NAVIGATING UNCERTAINTY: THE ROLE OF FINANCIAL ACCESS IN POVERTY ALLEVIATION DURING ECONOMIC CRISES
Abstract
Abstract
Access to financial services has long been recognized as a vital tool in poverty alleviation and economic development. Using logistic regression analysis, the study investigates the impact of financial access, particularly access to loans, on various poverty indicators, with a focus on gender dynamics and urban-rural disparities during economic crises. The analysis reveals that access to loans significantly influences key poverty indicators, including personal income increase, obtaining loans for business ventures, and opening new businesses. While the overall impact is positive, gender-specific differences in the significance of financial access indicate the need for tailored approaches.

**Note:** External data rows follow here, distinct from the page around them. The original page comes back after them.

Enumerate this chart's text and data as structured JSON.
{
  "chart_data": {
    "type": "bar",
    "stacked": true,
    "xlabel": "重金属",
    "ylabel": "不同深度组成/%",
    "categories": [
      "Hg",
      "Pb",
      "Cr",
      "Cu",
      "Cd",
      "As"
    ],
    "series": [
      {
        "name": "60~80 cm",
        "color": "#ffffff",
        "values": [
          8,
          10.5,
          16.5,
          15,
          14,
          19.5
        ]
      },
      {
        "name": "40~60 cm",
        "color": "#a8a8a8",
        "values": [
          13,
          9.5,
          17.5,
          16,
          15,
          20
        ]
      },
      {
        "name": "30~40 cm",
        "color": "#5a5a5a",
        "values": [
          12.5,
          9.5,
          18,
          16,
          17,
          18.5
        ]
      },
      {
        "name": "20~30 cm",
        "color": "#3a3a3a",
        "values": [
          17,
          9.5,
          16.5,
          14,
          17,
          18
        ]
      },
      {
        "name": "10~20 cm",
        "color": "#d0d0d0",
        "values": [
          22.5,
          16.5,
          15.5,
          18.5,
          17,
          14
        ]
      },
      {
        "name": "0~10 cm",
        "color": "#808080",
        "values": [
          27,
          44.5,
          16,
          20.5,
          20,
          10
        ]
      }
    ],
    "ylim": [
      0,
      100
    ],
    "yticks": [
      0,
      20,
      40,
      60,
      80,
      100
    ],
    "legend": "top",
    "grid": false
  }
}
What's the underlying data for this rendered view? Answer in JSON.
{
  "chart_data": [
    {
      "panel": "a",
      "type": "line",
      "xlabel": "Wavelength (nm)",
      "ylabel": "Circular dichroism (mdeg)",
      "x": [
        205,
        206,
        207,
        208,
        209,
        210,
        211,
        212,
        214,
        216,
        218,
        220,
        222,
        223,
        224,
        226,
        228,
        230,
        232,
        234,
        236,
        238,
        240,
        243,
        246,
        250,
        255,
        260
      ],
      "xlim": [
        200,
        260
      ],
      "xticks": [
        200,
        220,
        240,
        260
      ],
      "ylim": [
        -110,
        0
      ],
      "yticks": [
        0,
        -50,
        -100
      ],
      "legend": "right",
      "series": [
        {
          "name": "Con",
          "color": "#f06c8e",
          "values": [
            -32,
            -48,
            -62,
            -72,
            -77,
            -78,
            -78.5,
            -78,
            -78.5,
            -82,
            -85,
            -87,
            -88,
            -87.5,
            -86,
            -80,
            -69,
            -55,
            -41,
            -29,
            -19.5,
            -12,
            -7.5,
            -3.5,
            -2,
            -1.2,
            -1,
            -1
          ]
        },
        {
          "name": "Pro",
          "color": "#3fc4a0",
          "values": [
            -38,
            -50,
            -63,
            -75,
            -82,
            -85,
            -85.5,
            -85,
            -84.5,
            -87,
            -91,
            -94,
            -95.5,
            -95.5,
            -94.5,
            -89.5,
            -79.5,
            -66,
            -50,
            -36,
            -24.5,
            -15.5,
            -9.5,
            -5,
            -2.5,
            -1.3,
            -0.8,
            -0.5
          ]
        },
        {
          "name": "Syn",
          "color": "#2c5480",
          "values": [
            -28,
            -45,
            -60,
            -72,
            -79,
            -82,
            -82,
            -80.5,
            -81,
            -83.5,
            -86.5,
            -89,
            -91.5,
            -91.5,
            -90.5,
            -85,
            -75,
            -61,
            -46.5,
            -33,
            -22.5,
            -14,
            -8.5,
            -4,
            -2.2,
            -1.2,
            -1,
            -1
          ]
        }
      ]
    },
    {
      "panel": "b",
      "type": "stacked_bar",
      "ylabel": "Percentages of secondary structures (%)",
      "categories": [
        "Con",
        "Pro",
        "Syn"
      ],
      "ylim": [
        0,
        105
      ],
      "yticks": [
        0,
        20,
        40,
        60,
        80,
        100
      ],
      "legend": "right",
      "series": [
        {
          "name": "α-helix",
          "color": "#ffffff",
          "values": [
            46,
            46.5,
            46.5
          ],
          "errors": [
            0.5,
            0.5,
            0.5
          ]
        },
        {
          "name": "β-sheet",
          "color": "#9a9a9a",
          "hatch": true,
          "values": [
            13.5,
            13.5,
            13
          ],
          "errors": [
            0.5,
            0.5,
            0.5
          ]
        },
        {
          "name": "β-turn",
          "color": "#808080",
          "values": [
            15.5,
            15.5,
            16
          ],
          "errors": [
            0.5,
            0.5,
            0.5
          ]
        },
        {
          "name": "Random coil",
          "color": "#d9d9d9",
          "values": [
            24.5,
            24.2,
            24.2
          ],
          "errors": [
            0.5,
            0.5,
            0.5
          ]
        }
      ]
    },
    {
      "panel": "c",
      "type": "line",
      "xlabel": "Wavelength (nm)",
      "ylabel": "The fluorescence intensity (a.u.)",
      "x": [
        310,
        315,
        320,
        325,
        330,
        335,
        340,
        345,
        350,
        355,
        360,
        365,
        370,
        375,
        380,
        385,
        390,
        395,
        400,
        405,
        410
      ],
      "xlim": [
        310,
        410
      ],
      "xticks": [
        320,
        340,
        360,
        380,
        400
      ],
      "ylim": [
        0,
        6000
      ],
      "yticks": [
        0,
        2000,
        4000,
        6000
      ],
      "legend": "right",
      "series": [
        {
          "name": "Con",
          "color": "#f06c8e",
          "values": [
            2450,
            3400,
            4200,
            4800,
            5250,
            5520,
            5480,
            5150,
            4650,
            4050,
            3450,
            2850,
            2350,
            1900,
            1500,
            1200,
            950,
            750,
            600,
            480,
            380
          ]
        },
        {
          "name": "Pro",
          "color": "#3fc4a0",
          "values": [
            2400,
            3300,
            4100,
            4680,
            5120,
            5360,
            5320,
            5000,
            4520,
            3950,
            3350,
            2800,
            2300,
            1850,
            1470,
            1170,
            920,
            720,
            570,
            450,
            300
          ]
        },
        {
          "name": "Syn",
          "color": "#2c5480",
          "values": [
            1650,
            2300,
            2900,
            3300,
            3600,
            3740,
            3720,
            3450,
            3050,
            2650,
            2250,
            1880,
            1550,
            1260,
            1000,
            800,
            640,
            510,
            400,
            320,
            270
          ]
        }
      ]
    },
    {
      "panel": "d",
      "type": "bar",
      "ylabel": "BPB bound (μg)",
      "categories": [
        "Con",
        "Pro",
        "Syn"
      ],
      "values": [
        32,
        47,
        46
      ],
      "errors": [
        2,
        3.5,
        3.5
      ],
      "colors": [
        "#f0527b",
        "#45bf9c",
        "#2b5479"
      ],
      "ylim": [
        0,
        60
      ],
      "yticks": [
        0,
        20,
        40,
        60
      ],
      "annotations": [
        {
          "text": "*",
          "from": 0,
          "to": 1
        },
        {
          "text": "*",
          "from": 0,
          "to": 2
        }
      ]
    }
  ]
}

Women entrepreneurs, in particular, benefit significantly from access to loans, highlighting the importance of customized financial inclusion programs. Furthermore, the study finds that the impact of access to loans varies between urban and rural settings, with loans playing a more critical role in stimulating entrepreneurship and economic activity in rural areas. Policy implications from the analysis emphasize inclusive financial programs for both genders and addressing urban-rural gaps. Prioritizing initiatives to enhance women's credit access and rural entrepreneurship can unlock economic potential and promote inclusive growth.